Two Muslims convicted in 2006 on terrorism-related charges will remain in prison after a federal appeals court on Wednesday rejected their appeal.
A three-judge panel of the Manhattan-based Second Circuit, U.S. Court of Appeals, ruled unanimously against Yassin Aref and Mohammed Hossain, who were convicted by a jury in October 2006 after a trial in the James Foley U.S. Courthouse in Albany.
Kevin Luibrand, Hossain’s lawyer, said the Second Circuit panel’s summary order dealt only briefly with the issue of entrapment, which was the heart of his case. “The decision itself does not seem to address the arguments that have been advanced,” he said.
A separate ruling by the appeals panel found that the trial judge, Thomas McAvoy, did not err in restricting access to classified information relevant to the case.
“We have carefully reviewed the classified information and the Government’s sealed submissions,” the three appeals judges ruled, “and agree with the district court that the Government has established a reasonable danger that disclosure would jeopardize national security.”
The next defense step, Luibrand said, will be to seek a hearing before all nine judges of the Second Circuit. If that is denied, or if a hearing is granted but the decision of the trial court is ultimately upheld, the next defense step would be a petition to the U.S. Supreme Court. That court would hear the case if one justice wanted to, Luibrand said.
Still, he said, the odds are now against the defendants prevailing either at the Second Circuit or the Supreme Court.
The FBI had conducted a sting operation in which a confidential informant represented himself as an arms dealer providing a missile to a terrorist group for an attack on the Pakistani ambassador to the United Nations in New York City. The informant’s testimony, and audiovisual recordings of conversations he had with Hossain and Aref, were the key pieces of prosecution evidence at the trial. The U.S. attorney’s office prosecuted.

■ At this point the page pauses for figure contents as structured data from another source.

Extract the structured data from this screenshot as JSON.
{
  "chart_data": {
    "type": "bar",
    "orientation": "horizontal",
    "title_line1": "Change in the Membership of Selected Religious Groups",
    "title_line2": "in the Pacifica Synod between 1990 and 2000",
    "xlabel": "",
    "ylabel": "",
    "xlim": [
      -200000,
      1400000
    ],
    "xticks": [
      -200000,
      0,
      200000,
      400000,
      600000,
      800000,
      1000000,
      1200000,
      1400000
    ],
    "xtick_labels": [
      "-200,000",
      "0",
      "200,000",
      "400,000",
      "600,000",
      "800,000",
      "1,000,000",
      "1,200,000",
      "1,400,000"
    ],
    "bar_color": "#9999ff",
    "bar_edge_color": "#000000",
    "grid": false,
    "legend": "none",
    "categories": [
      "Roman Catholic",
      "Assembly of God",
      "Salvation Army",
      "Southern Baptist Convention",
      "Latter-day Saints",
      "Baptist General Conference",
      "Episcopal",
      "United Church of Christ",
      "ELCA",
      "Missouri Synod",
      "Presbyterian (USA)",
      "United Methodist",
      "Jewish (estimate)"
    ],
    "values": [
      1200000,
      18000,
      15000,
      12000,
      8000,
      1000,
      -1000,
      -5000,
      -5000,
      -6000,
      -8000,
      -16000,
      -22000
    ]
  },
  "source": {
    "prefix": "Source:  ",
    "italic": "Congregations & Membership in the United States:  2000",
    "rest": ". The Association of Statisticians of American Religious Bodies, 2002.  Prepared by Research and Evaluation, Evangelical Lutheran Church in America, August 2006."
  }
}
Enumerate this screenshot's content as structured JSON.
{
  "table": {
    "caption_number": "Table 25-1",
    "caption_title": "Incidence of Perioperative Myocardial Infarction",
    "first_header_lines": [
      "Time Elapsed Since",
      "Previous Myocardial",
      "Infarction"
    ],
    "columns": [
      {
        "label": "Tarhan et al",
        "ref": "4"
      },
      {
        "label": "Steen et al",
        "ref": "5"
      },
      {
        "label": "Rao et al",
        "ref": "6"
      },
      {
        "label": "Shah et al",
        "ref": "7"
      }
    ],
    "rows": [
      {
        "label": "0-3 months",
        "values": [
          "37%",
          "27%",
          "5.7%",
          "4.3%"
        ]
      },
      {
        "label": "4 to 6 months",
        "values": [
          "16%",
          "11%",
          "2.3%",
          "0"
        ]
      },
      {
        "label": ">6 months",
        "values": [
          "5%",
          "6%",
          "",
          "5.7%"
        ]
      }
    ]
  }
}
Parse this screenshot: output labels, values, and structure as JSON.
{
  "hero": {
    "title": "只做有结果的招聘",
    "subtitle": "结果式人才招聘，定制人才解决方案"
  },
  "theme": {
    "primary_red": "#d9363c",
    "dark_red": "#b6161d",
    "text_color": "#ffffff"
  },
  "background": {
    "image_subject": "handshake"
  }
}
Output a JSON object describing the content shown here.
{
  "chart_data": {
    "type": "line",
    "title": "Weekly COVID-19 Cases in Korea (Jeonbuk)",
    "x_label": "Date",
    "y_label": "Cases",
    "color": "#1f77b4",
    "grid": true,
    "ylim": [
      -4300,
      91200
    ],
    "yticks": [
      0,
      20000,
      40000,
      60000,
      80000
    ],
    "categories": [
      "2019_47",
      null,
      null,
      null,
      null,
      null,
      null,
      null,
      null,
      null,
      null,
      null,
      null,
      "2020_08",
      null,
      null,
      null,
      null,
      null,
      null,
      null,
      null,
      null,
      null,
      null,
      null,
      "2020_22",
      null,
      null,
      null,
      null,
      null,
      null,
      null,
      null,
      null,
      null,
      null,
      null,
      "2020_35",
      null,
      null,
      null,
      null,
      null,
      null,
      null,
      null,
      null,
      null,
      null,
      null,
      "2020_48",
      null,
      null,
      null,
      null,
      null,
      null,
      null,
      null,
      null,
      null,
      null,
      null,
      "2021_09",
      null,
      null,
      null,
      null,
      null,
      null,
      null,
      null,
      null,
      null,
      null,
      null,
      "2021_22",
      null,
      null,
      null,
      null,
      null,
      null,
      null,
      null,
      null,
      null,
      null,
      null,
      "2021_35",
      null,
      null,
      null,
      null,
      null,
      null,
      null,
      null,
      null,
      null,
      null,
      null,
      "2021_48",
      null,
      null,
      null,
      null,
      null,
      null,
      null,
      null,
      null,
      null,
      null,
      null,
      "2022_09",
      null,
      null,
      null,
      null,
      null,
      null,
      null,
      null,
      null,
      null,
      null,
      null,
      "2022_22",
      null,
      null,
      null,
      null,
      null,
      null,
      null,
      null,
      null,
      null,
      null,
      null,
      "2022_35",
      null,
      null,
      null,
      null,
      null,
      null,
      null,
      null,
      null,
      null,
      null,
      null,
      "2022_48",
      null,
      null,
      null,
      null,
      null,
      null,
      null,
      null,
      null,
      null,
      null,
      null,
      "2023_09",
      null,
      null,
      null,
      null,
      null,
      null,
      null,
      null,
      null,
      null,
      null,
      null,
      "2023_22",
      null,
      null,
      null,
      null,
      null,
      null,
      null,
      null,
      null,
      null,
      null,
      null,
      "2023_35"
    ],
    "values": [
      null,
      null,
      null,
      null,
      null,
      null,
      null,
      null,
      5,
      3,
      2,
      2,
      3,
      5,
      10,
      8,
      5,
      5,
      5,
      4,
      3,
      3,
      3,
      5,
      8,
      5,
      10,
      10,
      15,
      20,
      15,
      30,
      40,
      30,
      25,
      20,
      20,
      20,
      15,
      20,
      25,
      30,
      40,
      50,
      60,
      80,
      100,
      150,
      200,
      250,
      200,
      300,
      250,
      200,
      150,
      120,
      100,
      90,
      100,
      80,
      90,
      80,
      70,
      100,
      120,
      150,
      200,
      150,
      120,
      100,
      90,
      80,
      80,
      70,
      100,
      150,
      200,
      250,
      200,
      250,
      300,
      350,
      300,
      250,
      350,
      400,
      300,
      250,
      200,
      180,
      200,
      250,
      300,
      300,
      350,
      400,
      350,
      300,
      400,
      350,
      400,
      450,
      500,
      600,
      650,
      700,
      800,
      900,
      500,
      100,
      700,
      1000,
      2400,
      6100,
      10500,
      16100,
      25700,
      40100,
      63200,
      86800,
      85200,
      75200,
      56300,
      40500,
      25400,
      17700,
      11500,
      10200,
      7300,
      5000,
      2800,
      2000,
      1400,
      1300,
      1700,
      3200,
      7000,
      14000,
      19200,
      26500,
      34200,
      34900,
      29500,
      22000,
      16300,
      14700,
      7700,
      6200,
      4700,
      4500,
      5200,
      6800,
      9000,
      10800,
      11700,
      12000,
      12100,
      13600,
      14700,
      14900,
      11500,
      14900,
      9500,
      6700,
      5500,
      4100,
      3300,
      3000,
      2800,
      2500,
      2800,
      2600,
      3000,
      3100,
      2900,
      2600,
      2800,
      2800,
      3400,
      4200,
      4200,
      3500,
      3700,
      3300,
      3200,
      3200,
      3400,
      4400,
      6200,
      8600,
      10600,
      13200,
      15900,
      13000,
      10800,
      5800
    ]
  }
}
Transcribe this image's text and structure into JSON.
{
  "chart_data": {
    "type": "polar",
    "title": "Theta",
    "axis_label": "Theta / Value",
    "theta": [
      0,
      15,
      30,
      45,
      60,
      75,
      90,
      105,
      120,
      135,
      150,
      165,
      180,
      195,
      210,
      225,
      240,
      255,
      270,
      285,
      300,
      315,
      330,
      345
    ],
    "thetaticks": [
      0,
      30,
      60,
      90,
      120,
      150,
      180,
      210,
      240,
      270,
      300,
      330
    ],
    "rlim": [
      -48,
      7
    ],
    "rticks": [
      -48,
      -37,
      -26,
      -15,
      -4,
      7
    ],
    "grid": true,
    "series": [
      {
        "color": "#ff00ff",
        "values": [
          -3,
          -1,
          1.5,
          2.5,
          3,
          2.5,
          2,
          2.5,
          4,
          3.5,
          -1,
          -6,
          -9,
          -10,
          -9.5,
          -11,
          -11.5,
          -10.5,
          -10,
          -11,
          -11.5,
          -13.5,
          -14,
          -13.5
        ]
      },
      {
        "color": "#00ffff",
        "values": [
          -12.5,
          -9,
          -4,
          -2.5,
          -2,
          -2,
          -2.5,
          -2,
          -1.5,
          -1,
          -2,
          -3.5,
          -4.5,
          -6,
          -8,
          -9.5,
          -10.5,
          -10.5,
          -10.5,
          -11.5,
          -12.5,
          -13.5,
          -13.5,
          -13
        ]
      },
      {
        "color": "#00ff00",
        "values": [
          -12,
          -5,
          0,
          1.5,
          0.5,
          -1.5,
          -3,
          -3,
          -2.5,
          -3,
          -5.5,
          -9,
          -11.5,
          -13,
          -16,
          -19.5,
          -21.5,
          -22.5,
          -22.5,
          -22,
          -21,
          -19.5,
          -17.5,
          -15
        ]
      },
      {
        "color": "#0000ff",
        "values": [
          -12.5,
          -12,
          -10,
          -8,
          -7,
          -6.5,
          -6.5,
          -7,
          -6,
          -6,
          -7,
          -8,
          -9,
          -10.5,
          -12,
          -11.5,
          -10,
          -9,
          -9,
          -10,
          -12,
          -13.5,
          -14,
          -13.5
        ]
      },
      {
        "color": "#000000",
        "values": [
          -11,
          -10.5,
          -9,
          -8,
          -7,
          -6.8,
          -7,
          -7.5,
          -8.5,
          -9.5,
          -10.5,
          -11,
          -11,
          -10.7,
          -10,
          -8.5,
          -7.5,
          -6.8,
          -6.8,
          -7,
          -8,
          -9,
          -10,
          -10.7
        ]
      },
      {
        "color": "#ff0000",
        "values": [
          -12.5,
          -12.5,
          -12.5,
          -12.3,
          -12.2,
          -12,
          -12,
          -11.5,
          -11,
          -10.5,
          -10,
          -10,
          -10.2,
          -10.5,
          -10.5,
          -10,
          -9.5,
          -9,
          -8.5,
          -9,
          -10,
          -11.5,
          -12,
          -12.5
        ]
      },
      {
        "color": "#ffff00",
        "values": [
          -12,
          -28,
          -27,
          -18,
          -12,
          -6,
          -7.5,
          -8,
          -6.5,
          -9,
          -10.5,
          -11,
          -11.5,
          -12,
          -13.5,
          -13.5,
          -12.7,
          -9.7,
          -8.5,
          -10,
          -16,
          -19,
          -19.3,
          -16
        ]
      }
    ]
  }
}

The terrorist plot was fictitious but Aref and Hossain did not know that at the time of the investigation, and they were convicted of conspiracy and money laundering to further the purported plot. They were each sentenced to 15 years in prison.
Aref is a Kurdish immigrant who worked cleaning bathrooms at Albany Medical Center before becoming imam of a storefront mosque on Central Avenue. Hossain, who immigrated from Bangladesh and became a U.S. citizen, ran a pizza parlor in central Albany and was a member of Aref’s mosque. Both were married with young children.
The federal investigation targeted Aref after his contact information was found in three suspected terrorist camps in Iraq. Hossain was used by investigators as a way to get to Aref. The two men were arrested in 2004.
The defendants attracted widespread support in the Capital Region and beyond from civil libertarians, religious communities and others. They contended Aref and Hossain were entrapped and framed by aggressive federal authorities and did not clearly understand what the government’s informant was supposedly planning.
However, the appeals court determined that the evidence showed the two men thought they were going along with terrorist activity.
The U.S. attorney’s offices in Albany and Syracuse did not respond to calls for comment. Aref’s lawyer, Terence Kindlon, also did not respond to a call.